U.S. deputy who catfished teen, killed her family was on psych hold in 2016
CTV
A Virginia sheriff's deputy who killed the family members of a 15-year-old California girl he tried to sexually extort online had been detained in 2016 for a psychiatric evaluation over threats to kill himself and his father, years before he joined law enforcement, according to a police report.
A Virginia sheriff's deputy who killed the family members of a 15-year-old California girl he tried to sexually extort online had been detained in 2016 for a psychiatric evaluation over threats to kill himself and his father, years before he joined law enforcement, according to a police report.

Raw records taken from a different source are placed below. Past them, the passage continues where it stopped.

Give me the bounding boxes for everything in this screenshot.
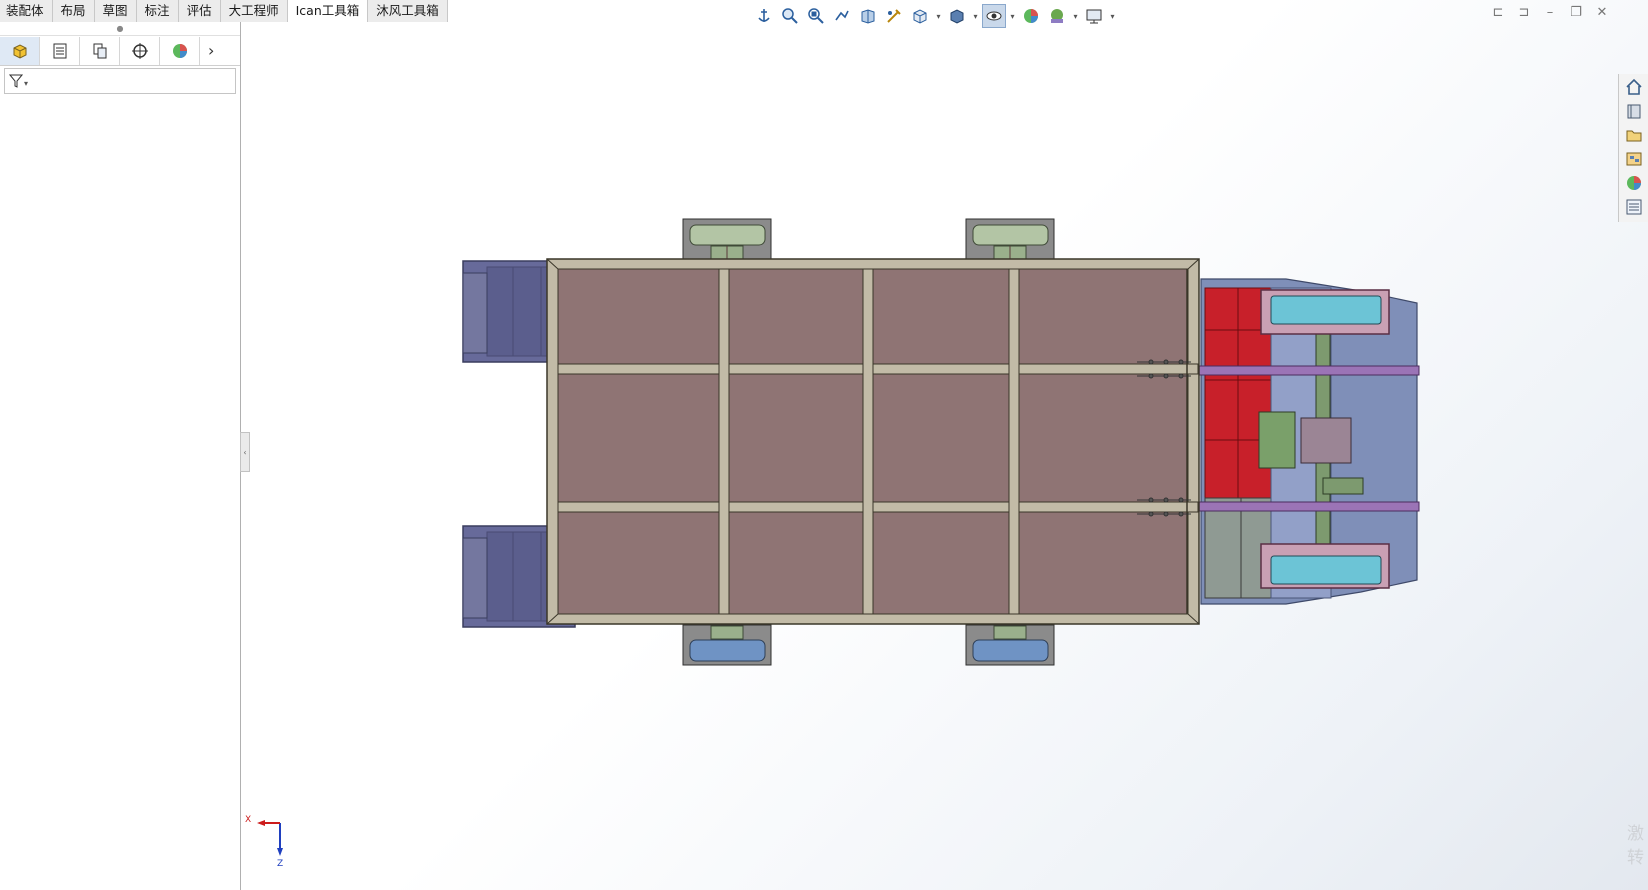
apply-scene-caret[interactable]: ▾ bbox=[1071, 4, 1080, 28]
view-triad: X Z bbox=[245, 815, 283, 869]
displaymanager-icon[interactable] bbox=[160, 36, 200, 65]
watermark: 激 转 bbox=[1627, 822, 1644, 870]
panel-grip[interactable]: ● bbox=[0, 22, 240, 36]
tab-ican-toolbox[interactable]: Ican工具箱 bbox=[287, 0, 369, 22]
filter-caret[interactable]: ▾ bbox=[24, 79, 28, 88]
view-settings-caret[interactable]: ▾ bbox=[1108, 4, 1117, 28]
view-palette-icon[interactable] bbox=[1621, 148, 1647, 170]
command-manager-tabs: 装配体 布局 草图 标注 评估 大工程师 Ican工具箱 沐风工具箱 bbox=[0, 0, 448, 22]
window-controls: ⊏ ⊐ – ❐ ✕ bbox=[1490, 6, 1610, 22]
task-pane bbox=[1618, 74, 1648, 222]
model-viewport[interactable]: X Z bbox=[241, 0, 1648, 890]
dock-left-icon[interactable]: ⊏ bbox=[1490, 6, 1506, 22]
tab-layout[interactable]: 布局 bbox=[52, 0, 95, 22]
propertymanager-icon[interactable] bbox=[40, 36, 80, 65]
display-style-icon[interactable] bbox=[945, 4, 969, 28]
tab-sketch[interactable]: 草图 bbox=[94, 0, 137, 22]
dynamic-annotation-icon[interactable] bbox=[882, 4, 906, 28]
edit-appearance-icon[interactable] bbox=[1019, 4, 1043, 28]
close-icon[interactable]: ✕ bbox=[1594, 6, 1610, 22]
panel-tabs: › bbox=[0, 36, 240, 66]
section-view-icon[interactable] bbox=[856, 4, 880, 28]
appearances-icon[interactable] bbox=[1621, 172, 1647, 194]
wheel-bottom-left[interactable] bbox=[682, 624, 772, 666]
display-style-caret[interactable]: ▾ bbox=[971, 4, 980, 28]
previous-view-icon[interactable] bbox=[830, 4, 854, 28]
triad-x-label: X bbox=[245, 815, 251, 825]
tree-filter[interactable]: ▾ bbox=[4, 68, 236, 94]
triad-z-label: Z bbox=[277, 859, 283, 869]
view-settings-icon[interactable] bbox=[1082, 4, 1106, 28]
dock-right-icon[interactable]: ⊐ bbox=[1516, 6, 1532, 22]
panel-collapse-handle[interactable]: ‹ bbox=[240, 432, 250, 472]
watermark-line-1: 激 bbox=[1627, 824, 1644, 844]
rear-assembly[interactable] bbox=[1198, 278, 1420, 605]
filter-icon[interactable] bbox=[9, 74, 23, 88]
configurationmanager-icon[interactable] bbox=[80, 36, 120, 65]
wheel-bottom-right[interactable] bbox=[965, 624, 1055, 666]
apply-scene-icon[interactable] bbox=[1045, 4, 1069, 28]
view-orientation-caret[interactable]: ▾ bbox=[934, 4, 943, 28]
minimize-icon[interactable]: – bbox=[1542, 6, 1558, 22]
hide-show-caret[interactable]: ▾ bbox=[1008, 4, 1017, 28]
flatbed-deck[interactable] bbox=[546, 258, 1200, 625]
tab-engineer[interactable]: 大工程师 bbox=[220, 0, 288, 22]
tab-evaluate[interactable]: 评估 bbox=[178, 0, 221, 22]
solidworks-window: X Z 激 转 装配体 布局 草图 标注 评估 大工程师 Ican工具箱 沐风工… bbox=[0, 0, 1648, 890]
watermark-line-2: 转 bbox=[1627, 848, 1644, 868]
heads-up-view-toolbar: ▾ ▾ ▾ ▾ ▾ bbox=[752, 3, 1117, 29]
custom-properties-icon[interactable] bbox=[1621, 196, 1647, 218]
restore-icon[interactable]: ❐ bbox=[1568, 6, 1584, 22]
file-explorer-icon[interactable] bbox=[1621, 124, 1647, 146]
anchor-icon[interactable] bbox=[752, 4, 776, 28]
tab-markup[interactable]: 标注 bbox=[136, 0, 179, 22]
zoom-to-fit-icon[interactable] bbox=[778, 4, 802, 28]
design-library-icon[interactable] bbox=[1621, 100, 1647, 122]
panel-tabs-more-icon[interactable]: › bbox=[208, 41, 214, 60]
dimxpertmanager-icon[interactable] bbox=[120, 36, 160, 65]
zoom-to-area-icon[interactable] bbox=[804, 4, 828, 28]
wheel-top-right[interactable] bbox=[965, 218, 1055, 261]
graphics-area[interactable]: X Z 激 转 bbox=[241, 0, 1648, 890]
hide-show-icon[interactable] bbox=[982, 4, 1006, 28]
wheel-top-left[interactable] bbox=[682, 218, 772, 261]
feature-manager-panel: ● › ▾ bbox=[0, 22, 241, 890]
home-icon[interactable] bbox=[1621, 76, 1647, 98]
tab-mufeng-toolbox[interactable]: 沐风工具箱 bbox=[368, 0, 448, 22]
view-orientation-icon[interactable] bbox=[908, 4, 932, 28]
tab-assembly[interactable]: 装配体 bbox=[0, 0, 53, 22]
featuremanager-icon[interactable] bbox=[0, 36, 40, 65]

That raises new questions about how the man was hired by the Virginia State Police and later by a Virginia sheriff's office without any red flags. The mental health episode, first reported by the Los Angeles Times, is described in a police report released by the Abingdon Police Department in response to a public records request.
Both law enforcement agencies have said they found no warning signs about Austin Lee Edwards, 28, before he was hired. But the Virginia State Police said Thursday that a recently completed review shows "human error" resulted in an incomplete database query during the hiring process.
Authorities in California have said Edwards posed online as a 17-year-old boy while communicating with the girl, a form of deception known as "catfishing." He asked her to send nude photos of herself, and she stopped communicating with him.
He drove across the country and on Nov. 25 killed the girl's mother and grandparents, then set fire to their home in Riverside, a city about 50 miles (80 kilometers) southeast of downtown Los Angeles.
Edwards died by suicide during a shootout with San Bernardino sheriff's deputies the same day. The girl was rescued. Family members and police said last week that she is in counseling for trauma.